MLG Capital Private Fund VI opened on May 2 with equity raise goal of $400 million
Recent multifamily acquisitions grow MLG’s historic footprint to more than 30,000 units nationwide
BROOKFIELD, WI / ACCESSWIRE / May 2, 2022 /MLG Capital today announced it has opened to investors its MLG Private Fund VI, which is the sixth in the firm’s series of private real estate investment funds. Fund VI will be MLG’s largest fund to date, with an equity raise goal of $400 million.
The launch of Fund VI comes one month after the close of MLG Private Fund V, which set a record as the firm’s largest fund and fastest equity raise to date – capping off at $350 million and finishing 15 months ahead of schedule.

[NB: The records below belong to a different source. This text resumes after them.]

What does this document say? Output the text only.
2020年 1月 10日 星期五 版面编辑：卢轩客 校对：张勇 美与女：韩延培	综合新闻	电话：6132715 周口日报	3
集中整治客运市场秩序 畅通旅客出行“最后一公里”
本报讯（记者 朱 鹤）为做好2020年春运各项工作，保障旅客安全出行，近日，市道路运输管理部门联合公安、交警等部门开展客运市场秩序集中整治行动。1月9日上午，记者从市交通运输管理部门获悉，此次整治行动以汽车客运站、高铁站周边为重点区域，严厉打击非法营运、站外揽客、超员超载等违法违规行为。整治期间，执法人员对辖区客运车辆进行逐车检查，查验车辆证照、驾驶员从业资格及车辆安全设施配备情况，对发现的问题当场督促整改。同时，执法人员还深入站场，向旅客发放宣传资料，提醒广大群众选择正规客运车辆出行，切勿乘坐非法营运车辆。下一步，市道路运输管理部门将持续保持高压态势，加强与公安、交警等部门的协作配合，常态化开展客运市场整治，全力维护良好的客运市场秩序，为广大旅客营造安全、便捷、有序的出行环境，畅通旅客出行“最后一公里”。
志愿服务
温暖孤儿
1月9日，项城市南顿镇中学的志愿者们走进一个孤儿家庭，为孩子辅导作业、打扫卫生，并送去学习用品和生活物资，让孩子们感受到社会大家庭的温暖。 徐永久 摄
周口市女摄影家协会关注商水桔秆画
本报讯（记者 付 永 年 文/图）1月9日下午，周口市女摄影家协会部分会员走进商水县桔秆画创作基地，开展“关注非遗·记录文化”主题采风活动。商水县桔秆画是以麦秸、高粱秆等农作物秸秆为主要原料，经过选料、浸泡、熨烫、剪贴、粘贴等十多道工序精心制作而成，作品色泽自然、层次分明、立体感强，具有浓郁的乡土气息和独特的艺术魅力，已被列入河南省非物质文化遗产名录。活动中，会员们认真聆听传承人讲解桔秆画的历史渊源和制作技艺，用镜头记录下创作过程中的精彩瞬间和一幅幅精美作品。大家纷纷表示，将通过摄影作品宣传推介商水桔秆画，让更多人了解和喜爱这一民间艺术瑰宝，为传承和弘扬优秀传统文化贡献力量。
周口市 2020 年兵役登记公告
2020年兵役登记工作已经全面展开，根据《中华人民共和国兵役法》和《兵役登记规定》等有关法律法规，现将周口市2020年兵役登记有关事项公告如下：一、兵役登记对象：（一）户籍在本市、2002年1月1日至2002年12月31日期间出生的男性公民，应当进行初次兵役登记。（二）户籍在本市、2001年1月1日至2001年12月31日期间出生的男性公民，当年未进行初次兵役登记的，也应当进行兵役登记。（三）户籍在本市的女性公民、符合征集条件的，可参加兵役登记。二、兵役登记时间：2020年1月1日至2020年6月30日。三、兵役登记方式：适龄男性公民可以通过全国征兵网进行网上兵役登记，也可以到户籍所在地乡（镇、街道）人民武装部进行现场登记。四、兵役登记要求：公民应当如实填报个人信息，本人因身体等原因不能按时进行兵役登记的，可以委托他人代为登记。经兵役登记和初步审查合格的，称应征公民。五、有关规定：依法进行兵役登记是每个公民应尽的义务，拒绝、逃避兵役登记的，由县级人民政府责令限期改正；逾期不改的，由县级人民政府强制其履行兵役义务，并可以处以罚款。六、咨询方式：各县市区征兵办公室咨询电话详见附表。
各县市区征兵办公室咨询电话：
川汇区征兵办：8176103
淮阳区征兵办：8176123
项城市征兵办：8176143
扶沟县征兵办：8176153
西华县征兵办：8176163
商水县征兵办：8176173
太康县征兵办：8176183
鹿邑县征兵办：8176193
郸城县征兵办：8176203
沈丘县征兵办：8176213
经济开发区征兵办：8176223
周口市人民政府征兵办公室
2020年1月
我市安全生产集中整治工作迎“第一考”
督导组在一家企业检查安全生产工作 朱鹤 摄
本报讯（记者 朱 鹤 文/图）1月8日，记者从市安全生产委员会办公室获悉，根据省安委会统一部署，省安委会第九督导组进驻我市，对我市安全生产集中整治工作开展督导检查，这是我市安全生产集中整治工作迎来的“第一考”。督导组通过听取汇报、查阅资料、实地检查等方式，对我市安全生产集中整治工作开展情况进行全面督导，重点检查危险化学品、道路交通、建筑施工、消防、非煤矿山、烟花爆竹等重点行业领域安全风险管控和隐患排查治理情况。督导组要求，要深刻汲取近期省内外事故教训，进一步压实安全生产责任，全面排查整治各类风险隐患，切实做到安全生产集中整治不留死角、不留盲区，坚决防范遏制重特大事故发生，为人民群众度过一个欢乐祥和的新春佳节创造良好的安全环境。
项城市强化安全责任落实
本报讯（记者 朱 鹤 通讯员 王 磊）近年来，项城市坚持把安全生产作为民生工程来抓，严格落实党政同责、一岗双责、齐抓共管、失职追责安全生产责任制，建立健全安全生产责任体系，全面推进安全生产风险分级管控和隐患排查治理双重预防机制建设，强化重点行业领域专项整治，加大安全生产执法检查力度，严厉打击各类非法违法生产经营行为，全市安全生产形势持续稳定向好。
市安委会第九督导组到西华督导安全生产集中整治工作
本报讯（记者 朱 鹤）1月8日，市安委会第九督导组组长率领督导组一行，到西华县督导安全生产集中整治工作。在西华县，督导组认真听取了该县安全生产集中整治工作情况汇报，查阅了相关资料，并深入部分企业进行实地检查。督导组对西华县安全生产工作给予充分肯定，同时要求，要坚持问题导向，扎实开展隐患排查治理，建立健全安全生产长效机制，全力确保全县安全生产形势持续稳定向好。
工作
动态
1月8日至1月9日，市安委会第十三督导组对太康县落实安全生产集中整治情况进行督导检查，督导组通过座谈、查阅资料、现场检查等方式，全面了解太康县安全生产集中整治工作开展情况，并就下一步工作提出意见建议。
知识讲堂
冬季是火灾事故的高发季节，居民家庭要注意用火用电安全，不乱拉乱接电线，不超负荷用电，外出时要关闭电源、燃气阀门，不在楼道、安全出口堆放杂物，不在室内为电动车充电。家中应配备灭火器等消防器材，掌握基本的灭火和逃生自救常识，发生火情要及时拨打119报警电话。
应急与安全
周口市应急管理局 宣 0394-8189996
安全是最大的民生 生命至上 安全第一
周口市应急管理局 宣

“Our unique sourcing strategy for investment opportunities in a diversified fund structure has led to superior performance within the alternative private real estate space,” said Tim Wallen, Principal and CEO of MLG Capital. “We also have a major focus on creating significant income tax benefits and producing strong after-tax rates of return for our investors. We take great pride in the continued interest and trust from our investors, and we are excited about the opportunity to find smart real estate deals across the country for Fund VI.”
Private Fund VI continues the firm’s focus on geographic, asset class and asset type diversification for investors. It targets 25-30+ investments located in markets and locations where the company can grow the operating income of the property. The firm concentrates on investing in ‘smart deals’ that can produce believable and achievable results for the investor base, rather than setting a specific allocation to any particular asset class or geographic location. The fund will also continue to offer an option to invest with pre- or post-tax dollars with a focus on providing tax-efficient income to investors via cash-on-cash distributions and appreciation over time.
“As we celebrate our 35th anniversary this year, we are proud of our ongoing ability to consistently execute amid changing economies and markets,” said Wallen. “We have an incredible bench of talented employees at MLG. Operating in an environment where our strategies will continue to evolve, we believe the outlook for private equity real estate investing remains strong and we look forward to continuing to produce solid results for our investors.”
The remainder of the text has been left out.